Os Manchus, um grupo tribal que conquistara a China em 1644 formando a dinastia Qing, conseguiram trazer a Mongólia para o controle manchu em 1691, como Mongólia Exterior, quando os nobres mongóis Khalkha prestaram um juramento de aliança com o imperador manchu. Os governantes mongóis da Mongólia Exterior desfrutavam de considerável autonomia sob os Manchus, e todas as pretensões chinesas sobre a Mongólia Exterior após a proclamação da república tomaram por base esse juramento. Uma aliança entre a teocracia budista e a aristocracia secular mongol liderou o país de 1696 ao século XX, controlada pela dinastia Manchu. Em 1727, a Rússia e a China manchu concluíram o Tratado de Khyakta, delimitando as fronteiras entre a China e a Mongólia que ainda existe, em linhas gerais, até hoje.

A partir do século XX[editar | editar código-fonte]

Bandeira da Mongólia (1949-1992)

Com a eclosão da Revolução chinesa em 1911, a Mongólia Exterior separou-se da China e colocou-se sob a proteção da Rússia Czarista. Os laços com a Rússia mantiveram-se após a Revolução Bolchevista de 1917. Em 1920, o país foi invadido durante a Guerra Civil Russa. Um ano depois, o Partido Revolucionário do Povo Mongol (MPRP) estabeleceu um governo popular provisório, que conservou a monarquia teocrática, mas limitando seus poderes. Nesse mesmo ano, os chineses foram expulsos da Mongólia e a recém formada União Soviética instalou na jovem república mongol um líder com orientações bolcheviques, que lideraria um processo que levaria à instauração de um regime comunista, em 1925.
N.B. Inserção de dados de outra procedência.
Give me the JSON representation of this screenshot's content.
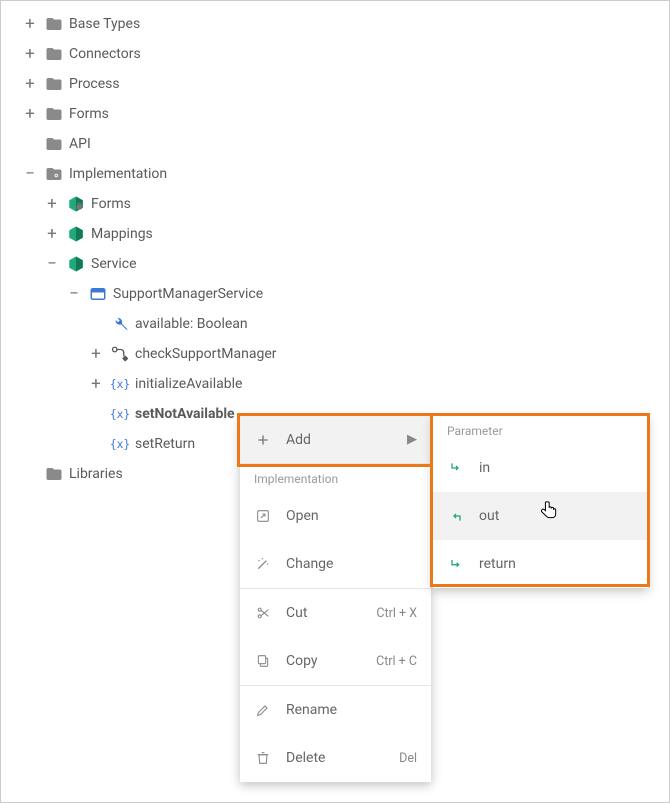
{
  "tree": {
    "baseTypes": "Base Types",
    "connectors": "Connectors",
    "process": "Process",
    "formsTop": "Forms",
    "api": "API",
    "implementation": "Implementation",
    "forms": "Forms",
    "mappings": "Mappings",
    "service": "Service",
    "supportManagerService": "SupportManagerService",
    "available": "available: Boolean",
    "checkSupportManager": "checkSupportManager",
    "initializeAvailable": "initializeAvailable",
    "setNotAvailable": "setNotAvailable",
    "setReturn": "setReturn",
    "libraries": "Libraries"
  },
  "menu": {
    "add": "Add",
    "impl_header": "Implementation",
    "open": "Open",
    "change": "Change",
    "cut": "Cut",
    "cut_shortcut": "Ctrl + X",
    "copy": "Copy",
    "copy_shortcut": "Ctrl + C",
    "rename": "Rename",
    "delete": "Delete",
    "delete_shortcut": "Del"
  },
  "submenu": {
    "header": "Parameter",
    "in": "in",
    "out": "out",
    "return": "return"
  },
  "colors": {
    "folder": "#8a8a8a",
    "package": "#22a97a",
    "service": "#3b78d6",
    "accent": "#ea7a18"
  }
}
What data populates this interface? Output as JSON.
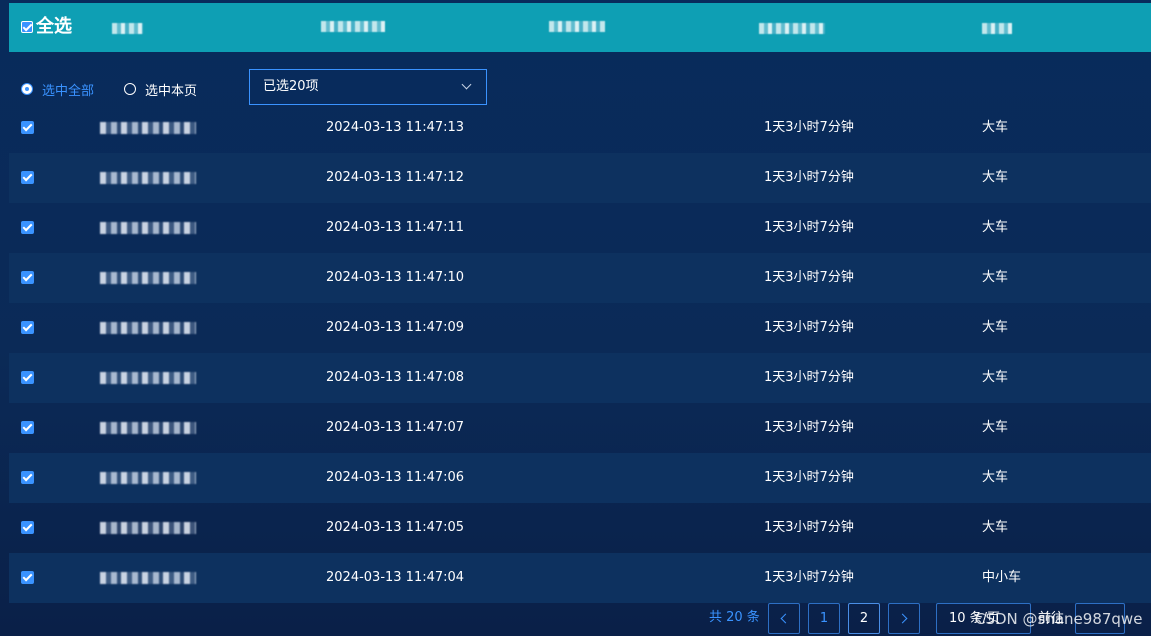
{
  "header": {
    "select_all_label": "全选"
  },
  "selection": {
    "options": [
      {
        "label": "选中全部",
        "checked": true
      },
      {
        "label": "选中本页",
        "checked": false
      }
    ],
    "dropdown_value": "已选20项"
  },
  "rows": [
    {
      "time": "2024-03-13 11:47:13",
      "duration": "1天3小时7分钟",
      "type": "大车"
    },
    {
      "time": "2024-03-13 11:47:12",
      "duration": "1天3小时7分钟",
      "type": "大车"
    },
    {
      "time": "2024-03-13 11:47:11",
      "duration": "1天3小时7分钟",
      "type": "大车"
    },
    {
      "time": "2024-03-13 11:47:10",
      "duration": "1天3小时7分钟",
      "type": "大车"
    },
    {
      "time": "2024-03-13 11:47:09",
      "duration": "1天3小时7分钟",
      "type": "大车"
    },
    {
      "time": "2024-03-13 11:47:08",
      "duration": "1天3小时7分钟",
      "type": "大车"
    },
    {
      "time": "2024-03-13 11:47:07",
      "duration": "1天3小时7分钟",
      "type": "大车"
    },
    {
      "time": "2024-03-13 11:47:06",
      "duration": "1天3小时7分钟",
      "type": "大车"
    },
    {
      "time": "2024-03-13 11:47:05",
      "duration": "1天3小时7分钟",
      "type": "大车"
    },
    {
      "time": "2024-03-13 11:47:04",
      "duration": "1天3小时7分钟",
      "type": "中小车"
    }
  ],
  "pagination": {
    "total_label": "共 20 条",
    "pages": [
      "1",
      "2"
    ],
    "current_page": "2",
    "page_size_label": "10 条/页",
    "goto_label": "前往",
    "page_unit": "页"
  },
  "watermark": "CSDN @shane987qwe",
  "colors": {
    "header_bg": "#0e9fb4",
    "accent": "#3a93ff",
    "background": "#0a2550"
  }
}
Em 1924, foi proclamada a República Popular da Mongólia, com uma grande proximidade política, econômica, cultural e ideológica com a Rússia. O Partido Revolucionário Popular Mongol manteve durante o período comunista estreitos laços com o Partido Comunista da URSS. Durante as décadas de 1920 e 1930, diversas figuras políticas de topo, que defendiam uma maior independência em relação ao regime de Moscou, como Dogsomyn Bodoo e Horloogiyn Dandzan, foram assassinadas, vítimas de lutas de poder. Em 1928, Horloogiyn Choybalsan sobe ao poder. Sob o seu regime, a coletivização forçada do gado e terras foi instituída, e a destruição de mosteiros budistas em 1937 deixou mortos mais de 10.000 lamas (religiosos budistas). Foi sucessivamente governada por Khorlogyn Tchibalsan (1939-1952), Yumjaagyn Tsedenbal (1952-1984) e Jambyn Batmönkh (1984-1990).
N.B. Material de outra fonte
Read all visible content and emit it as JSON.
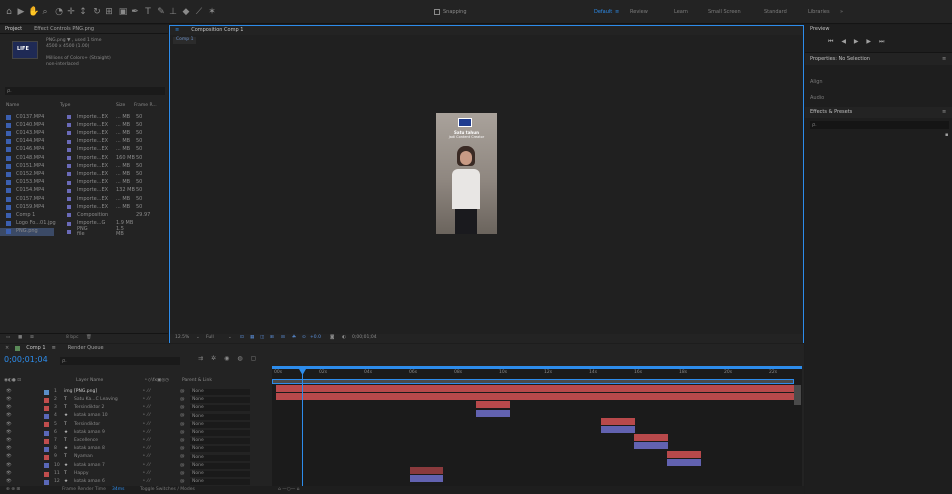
{
  "workspace": {
    "default": "Default",
    "review": "Review",
    "learn": "Learn",
    "small_screen": "Small Screen",
    "standard": "Standard",
    "libraries": "Libraries"
  },
  "toolbar": {
    "snapping": "Snapping"
  },
  "project": {
    "tab_project": "Project",
    "tab_effect_controls": "Effect Controls PNG.png",
    "preview_name": "PNG.png ▼ , used 1 time",
    "preview_size": "4500 x 4500 (1.00)",
    "preview_color": "Millions of Colors+ (Straight)",
    "preview_interlace": "non-interlaced",
    "thumb_text": "LIFE",
    "search_placeholder": "ρ.",
    "col_name": "Name",
    "col_type": "Type",
    "col_size": "Size",
    "col_frame": "Frame R...",
    "files": [
      {
        "name": "C0137.MP4",
        "type": "Importe...EX",
        "size": "... MB",
        "fr": "50"
      },
      {
        "name": "C0140.MP4",
        "type": "Importe...EX",
        "size": "... MB",
        "fr": "50"
      },
      {
        "name": "C0143.MP4",
        "type": "Importe...EX",
        "size": "... MB",
        "fr": "50"
      },
      {
        "name": "C0144.MP4",
        "type": "Importe...EX",
        "size": "... MB",
        "fr": "50"
      },
      {
        "name": "C0146.MP4",
        "type": "Importe...EX",
        "size": "... MB",
        "fr": "50"
      },
      {
        "name": "C0148.MP4",
        "type": "Importe...EX",
        "size": "160 MB",
        "fr": "50"
      },
      {
        "name": "C0151.MP4",
        "type": "Importe...EX",
        "size": "... MB",
        "fr": "50"
      },
      {
        "name": "C0152.MP4",
        "type": "Importe...EX",
        "size": "... MB",
        "fr": "50"
      },
      {
        "name": "C0153.MP4",
        "type": "Importe...EX",
        "size": "... MB",
        "fr": "50"
      },
      {
        "name": "C0154.MP4",
        "type": "Importe...EX",
        "size": "132 MB",
        "fr": "50"
      },
      {
        "name": "C0157.MP4",
        "type": "Importe...EX",
        "size": "... MB",
        "fr": "50"
      },
      {
        "name": "C0159.MP4",
        "type": "Importe...EX",
        "size": "... MB",
        "fr": "50"
      },
      {
        "name": "Comp 1",
        "type": "Composition",
        "size": "",
        "fr": "29.97"
      },
      {
        "name": "Logo Fo...01.jpg",
        "type": "Importe...G",
        "size": "1.9 MB",
        "fr": ""
      },
      {
        "name": "PNG.png",
        "type": "PNG file",
        "size": "1.5 MB",
        "fr": ""
      }
    ],
    "bpc": "8 bpc"
  },
  "composition": {
    "tab": "Composition Comp 1",
    "comp_tab": "Comp 1",
    "zoom": "12.5%",
    "resolution": "Full",
    "exposure": "+0.0",
    "timecode": "0;00;01;04",
    "overlay_title": "Satu tahun",
    "overlay_line2": "jadi Content Creator"
  },
  "right": {
    "preview": "Preview",
    "properties": "Properties: No Selection",
    "align": "Align",
    "audio": "Audio",
    "effects": "Effects & Presets",
    "search": "ρ."
  },
  "timeline": {
    "tab_comp": "Comp 1",
    "tab_render": "Render Queue",
    "timecode": "0;00;01;04",
    "search": "ρ.",
    "col_layer_name": "Layer Name",
    "col_parent": "Parent & Link",
    "ruler": [
      "00s",
      "02s",
      "04s",
      "06s",
      "08s",
      "10s",
      "12s",
      "14s",
      "16s",
      "18s",
      "20s",
      "22s"
    ],
    "footer_render": "Frame Render Time",
    "footer_render_val": "34ms",
    "footer_toggle": "Toggle Switches / Modes",
    "layers": [
      {
        "num": "1",
        "kind": "img",
        "name": "[PNG.png]",
        "parent": "None"
      },
      {
        "num": "2",
        "kind": "T",
        "name": "Satu Ka...C Leaving",
        "parent": "None"
      },
      {
        "num": "3",
        "kind": "T",
        "name": "Tersindiktor 2",
        "parent": "None"
      },
      {
        "num": "4",
        "kind": "★",
        "name": "kotak aman 10",
        "parent": "None"
      },
      {
        "num": "5",
        "kind": "T",
        "name": "Tersindiktor",
        "parent": "None"
      },
      {
        "num": "6",
        "kind": "★",
        "name": "kotak aman 9",
        "parent": "None"
      },
      {
        "num": "7",
        "kind": "T",
        "name": "Excellence",
        "parent": "None"
      },
      {
        "num": "8",
        "kind": "★",
        "name": "kotak aman 8",
        "parent": "None"
      },
      {
        "num": "9",
        "kind": "T",
        "name": "Nyaman",
        "parent": "None"
      },
      {
        "num": "10",
        "kind": "★",
        "name": "kotak aman 7",
        "parent": "None"
      },
      {
        "num": "11",
        "kind": "T",
        "name": "Happy",
        "parent": "None"
      },
      {
        "num": "12",
        "kind": "★",
        "name": "kotak aman 6",
        "parent": "None"
      }
    ]
  },
  "colors": {
    "accent": "#2d8ceb",
    "red_bar": "#b8494b",
    "purple_bar": "#6262b0",
    "dark_red_bar": "#8a3a3d"
  }
}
A República Popular da Mongólia só foi reconhecida pela China em 1946. O primeiro-ministro Yumjaagiyn Tsedenbal governou de 1952 a 1984, quando foi sucedido por Jambyn Batmunk. O presidente, de 1954 a 1972 foi Zhamsarangin Sambun.

Durante as décadas de 1960 e de 1970, o desentendimento entre Rússia e China fez com que as relações entre China e Mongólia fossem praticamente encerradas até a dissolução do Partido Comunista mongol e a queda do regime em 1990. Desde então, a Mongólia experimenta um regime parlamentarista com eleições diretas a cada quatro anos, além de um renascimento cultural e religioso sem precedentes nos 75 anos de comunismo.

Depois da renúncia do primeiro-ministro Jambyn Batmonh em 1990, Punsalmaagiyn Ochirbat assumiu a presidência e a Mongólia aderiu às mudanças democráticas no leste da Europa e na União Soviética, iniciando-se um período de abertura política (com a realização das primeiras eleições multipartidárias) e econômica. Nas primeiras eleições multipartidárias, de julho de 1990, venceu o Partido Revolucionário do Povo da Mongólia (PRMP). Em 1992, foi aprovada uma nova Constituição, que mudou a denominação oficial do estado para República da Mongólia, levando em consideração os conceitos de democracia, economia mista, liberdade de idioma e neutralidade nos assuntos externos. Em 1993, foi realizada a primeira eleição presidencial por sufrágio universal, que confirmou na presidência P. Otshirbat, agora na oposição democrática. Contudo, à medida que o tempo passava o MPRP foi perdendo terreno e, nas eleições legislativas de 1996, foi derrotado pela DUC (Coligação da União Democrática). As eleições presidenciais de 1997 deram a vitória a Natsagiin Bagabandi, líder do MPRP, reeleito em 2001. Após quatro anos de reformas no sistema econômico e político, o MPRP ganhou as eleições legislativas de 2000. Em 2005, Nambaryn Enkhabayar é eleito presidente.